In June 2013, Blair was one of 12 Parramatta players that were told that their futures at the club were uncertain by coach, Ricky Stuart. Blair later said of the incident “Then came the overhead projector,’’ Blair said, and everything changed... and when you have no idea it’s coming — shattering. To see my name up there with the whole club watching on — players, staff, everyone — I just couldn’t believe it", at the time, I was actually happy to be injured . . . I didn't know how the other guys would be able to go back and play for a coach who didn't want them, I remember later that same afternoon, one of the Eels staff members rang to check on each of us and I know a lot of the boys were really upset".
Blair was limited to only six appearances for Parramatta in the 2013 NRL season as the club finished last for a second consecutive year.

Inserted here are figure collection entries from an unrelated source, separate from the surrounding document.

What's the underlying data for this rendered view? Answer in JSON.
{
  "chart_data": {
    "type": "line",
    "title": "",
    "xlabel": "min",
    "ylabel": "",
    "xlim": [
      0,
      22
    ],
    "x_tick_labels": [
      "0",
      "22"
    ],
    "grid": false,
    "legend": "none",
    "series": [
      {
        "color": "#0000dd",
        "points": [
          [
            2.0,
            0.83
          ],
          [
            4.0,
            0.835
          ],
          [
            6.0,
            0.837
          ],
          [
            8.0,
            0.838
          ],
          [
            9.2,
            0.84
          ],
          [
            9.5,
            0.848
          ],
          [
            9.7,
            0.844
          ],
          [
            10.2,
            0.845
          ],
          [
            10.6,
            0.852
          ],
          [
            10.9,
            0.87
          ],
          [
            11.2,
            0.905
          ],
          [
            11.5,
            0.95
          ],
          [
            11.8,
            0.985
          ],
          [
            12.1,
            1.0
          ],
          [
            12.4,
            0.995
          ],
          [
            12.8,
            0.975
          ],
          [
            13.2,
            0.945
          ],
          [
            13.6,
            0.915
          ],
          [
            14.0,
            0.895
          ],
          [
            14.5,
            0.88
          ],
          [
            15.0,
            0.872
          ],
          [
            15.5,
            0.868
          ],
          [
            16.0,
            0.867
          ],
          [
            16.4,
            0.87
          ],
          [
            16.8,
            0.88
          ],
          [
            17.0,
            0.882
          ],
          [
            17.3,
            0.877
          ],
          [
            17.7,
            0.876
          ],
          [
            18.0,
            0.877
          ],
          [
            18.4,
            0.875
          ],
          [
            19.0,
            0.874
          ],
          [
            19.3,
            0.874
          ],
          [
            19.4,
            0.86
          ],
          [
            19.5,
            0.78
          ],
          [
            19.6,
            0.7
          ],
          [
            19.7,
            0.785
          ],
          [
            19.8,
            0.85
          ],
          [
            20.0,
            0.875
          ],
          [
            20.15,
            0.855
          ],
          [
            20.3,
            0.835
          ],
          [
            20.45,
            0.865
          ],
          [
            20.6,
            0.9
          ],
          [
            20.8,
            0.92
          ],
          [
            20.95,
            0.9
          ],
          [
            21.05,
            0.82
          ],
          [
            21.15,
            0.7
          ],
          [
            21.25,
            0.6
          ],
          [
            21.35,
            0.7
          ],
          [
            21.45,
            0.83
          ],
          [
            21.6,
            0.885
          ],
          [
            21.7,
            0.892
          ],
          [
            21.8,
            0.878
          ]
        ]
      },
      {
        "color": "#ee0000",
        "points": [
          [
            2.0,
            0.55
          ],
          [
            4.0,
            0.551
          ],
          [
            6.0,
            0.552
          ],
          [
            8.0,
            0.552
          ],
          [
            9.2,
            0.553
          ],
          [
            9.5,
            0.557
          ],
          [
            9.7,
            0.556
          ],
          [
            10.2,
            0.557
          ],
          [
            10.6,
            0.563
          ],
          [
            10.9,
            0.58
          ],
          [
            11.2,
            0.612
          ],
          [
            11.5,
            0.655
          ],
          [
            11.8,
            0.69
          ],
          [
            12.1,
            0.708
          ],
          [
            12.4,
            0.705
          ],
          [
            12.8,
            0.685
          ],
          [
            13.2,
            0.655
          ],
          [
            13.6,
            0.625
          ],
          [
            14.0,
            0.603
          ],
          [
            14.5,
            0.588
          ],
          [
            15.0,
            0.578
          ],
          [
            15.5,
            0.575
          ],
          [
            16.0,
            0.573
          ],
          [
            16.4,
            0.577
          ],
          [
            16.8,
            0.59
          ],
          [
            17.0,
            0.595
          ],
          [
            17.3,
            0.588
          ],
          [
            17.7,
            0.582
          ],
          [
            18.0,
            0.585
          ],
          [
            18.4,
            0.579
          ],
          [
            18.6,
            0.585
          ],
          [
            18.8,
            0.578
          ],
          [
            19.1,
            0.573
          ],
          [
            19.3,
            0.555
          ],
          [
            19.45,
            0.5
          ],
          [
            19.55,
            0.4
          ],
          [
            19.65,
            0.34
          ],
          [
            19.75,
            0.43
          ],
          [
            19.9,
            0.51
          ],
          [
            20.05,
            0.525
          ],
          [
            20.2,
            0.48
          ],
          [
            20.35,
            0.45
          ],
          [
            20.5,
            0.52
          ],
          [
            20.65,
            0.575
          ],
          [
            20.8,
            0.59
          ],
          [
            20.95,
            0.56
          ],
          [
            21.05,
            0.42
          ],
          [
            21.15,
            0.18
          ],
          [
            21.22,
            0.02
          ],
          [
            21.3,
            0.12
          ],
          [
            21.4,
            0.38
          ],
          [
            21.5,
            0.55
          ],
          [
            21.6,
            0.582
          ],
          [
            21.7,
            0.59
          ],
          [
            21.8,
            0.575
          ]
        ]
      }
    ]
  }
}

===Manly-Warringah Sea Eagles (2014–15)===
Blair signed with 2013 NRL Grand Finalist Manly-Warringah for the 2014 NRL season. After starting the season playing on the wing, Blair spent much of the season playing for Manly's NSW Cup team due to the form of Peta Hiku and the return from injury of Jorge Taufua. He played 9 first grade games for Manly in 2014, including being selected on the wing (after Taufua was dropped for poor form) in Manly's controversial 18-17 golden point extra time loss to Canterbury Bankstown in the Semi finals. He was contracted to the Sea Eagles until the end of the 2015 NRL season.

===Melbourne Storm (2016–2019)===
On 8 October 2015, Blair signed a one-year contract with the Melbourne Storm starting in 2016. He played in the 2016 NRL Grand Final against Cronulla-Sutherland which Melbourne lost 14–12. On 13 July 2017 Blair was ruled out for the rest of the NRL season with an ankle injury and missed out on being a part of Melbourne's 2017 premiership winning team.

===Castleford Tigers (2019–2022)===
On 12 April 2019 it was announced that Blair had signed a three-and-a-half-year deal with Super League club Castleford Tigers after being allowed to exit his contract early with Melbourne Storm. Castleford Director of Rugby Jon Wells described Blair's signing as "a huge statement of intent for the Tigers". He was assigned squad number 35. Blair joined a Castleford side in the midst of an injury crisis and was "thrown in at the deep end and started playing straight away". He later recalled: "I was still finding my feet and I didn’t play my best footy or settle in as quick as I wanted to." Blair made 18 appearances, all as a centre, and scored 2 tries in his first season with the Tigers.
Blair was given the number 18 ahead of the 2020 season. He had a brilliant start to the year, surpassing his maiden season's try tally in just the fourth round with a score against local rivals Wakefield Trinity. Blair alternated between second-row and centre during this time.
In round 19 of the 2022 Super League season, Blair was sent off during Castlefords 35–22 victory over Warrington for a deliberate high tackle. Blair was later suspended for two matches over the incident.
On 20 May 2022, it was announced that Blair would be departing Castleford at the end of the 2022 Super League season.
On 18 January 2023, Blair announced his retirement from rugby league via social media. Blair went on to say “I want to say I’m hanging the laces up from professional rugby league. Coaching staff, thank you for the great opportunity to play this great game. To the fans, cheers for all the support and love of the long sleeve. Also cheers to the keyboard warriors, you all kept a smile on my face and kept it entertaining. To Tam and my beautiful family thanks for sticking by me this hole time, I love you. Now the real life begins".

==Representative career==
Blair has represented the NSW and Australian Schoolboys teams.

==Personal life==
His brother, Cory Blair has represented the USA Eagles in rugby union.